Wajah Naya yang awalnya tersenyum dibalik punggung Rendra akhirnya dapat dilihat oleh orang-orang yang berdiri di hadapan keduanya.

Naya melepaskan pelukannya. Ia berjalan ke depan Rendra dengan tangan yang menggenggam tangan kekasihnya.

Setelah berhadapan dengan orang yang mengatainya perempuan tidak jelas. Naya tersenyum tipis. “Sorry, but I'm his girlfriend dan gue berhak buat peluk dia, crazy girl.

Rendra membulatkan matanya. Tak menyangka Naya akan bersikap demikian. Sejauh ini, perempuan itu jarang terlihat mengatai orang.

Naya beralih, kali ini pada sosok yang melemparkan pertanyaan kotor pada Rendra tadi. Jari telunjuk Naya menyentuh dagu perempuan itu, membuatnya agar mau mendongak.

“*Don't worry, he already has a face to sit on, “—Naya mendekatkan kepalanya pada telinga perempuan itu—”and it's mine.*”

Rendra shock.

Siapa yang tengah mengenggam tangannya sekarang ini? Kenapa berbeda sekali dengan kesehariannya?

Sosok yang diberi pernyataan Naya itu mematung di tempat, sedikit memucat. Naya tersenyum manis setelahnya.

“Terus kamu,” ucap Naya dengan nada menggantung. Perempuan itu melepaskan genggaman tangan mereka.

“Nay, a—aw!”

Di luar dugaan Rendra—di luar orang-orang yang menyaksikan aksi Naya dari tadi. Perempuan itu tanpa berkaya-kata apa lagi menarik telinga Rendra, lumayan keras.

Kemudian, Naya menarik Rendra menjauhi keramaian itu dengan tangan yang tetap menarik telinga Rendra menuju ke arah teman-teman mereka.

Dulu, si penguasa jalanan alias Awan ditempeli plester demam oleh pacarnya belum lama setelah kemenangan berhasil ia raih. Di tengah-tengah penonton.

Sekarang, si pengendali pun mendapatkan hal tak jauh berbeda. Ketika kemenangannya bahkan belum mendapatkan apresiasi apa pun.
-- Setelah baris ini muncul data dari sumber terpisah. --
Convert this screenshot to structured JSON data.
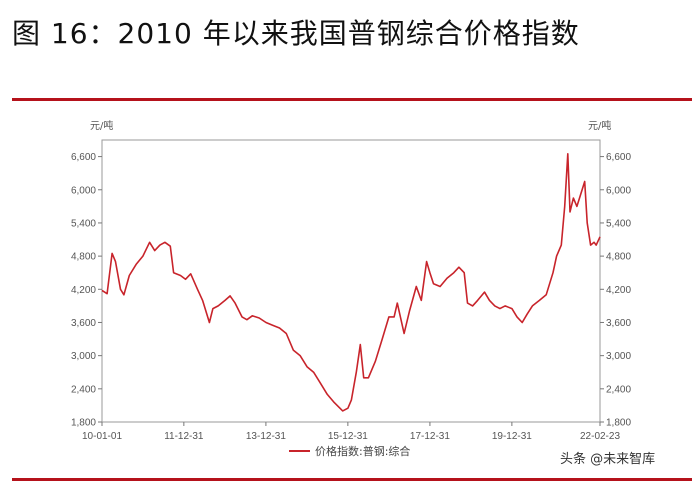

Telinga Rendra ditarik oleh pacarnya, membiarkan penonton untuk menyaksikan hal itu.

“Shan—”

“Diem, ya, kamu! Aku tuh sebel banget sama kamu, deh! Heran, susah banget nolak. Kamu keenakan, ya?!”

“Enggak! Kamu lihat sendiri, 'kan, aku mau pergi tadi susah.”

“Aku marah sama kamu, ya, Rendra.” Ekspresi wajah Naya benar-benar tidak ramah sekarang. Perempuan itu melipat tangan di depan dada, menatap Rendra penuh dendam.

Rendra tahu, ia harus segera meminta ampun.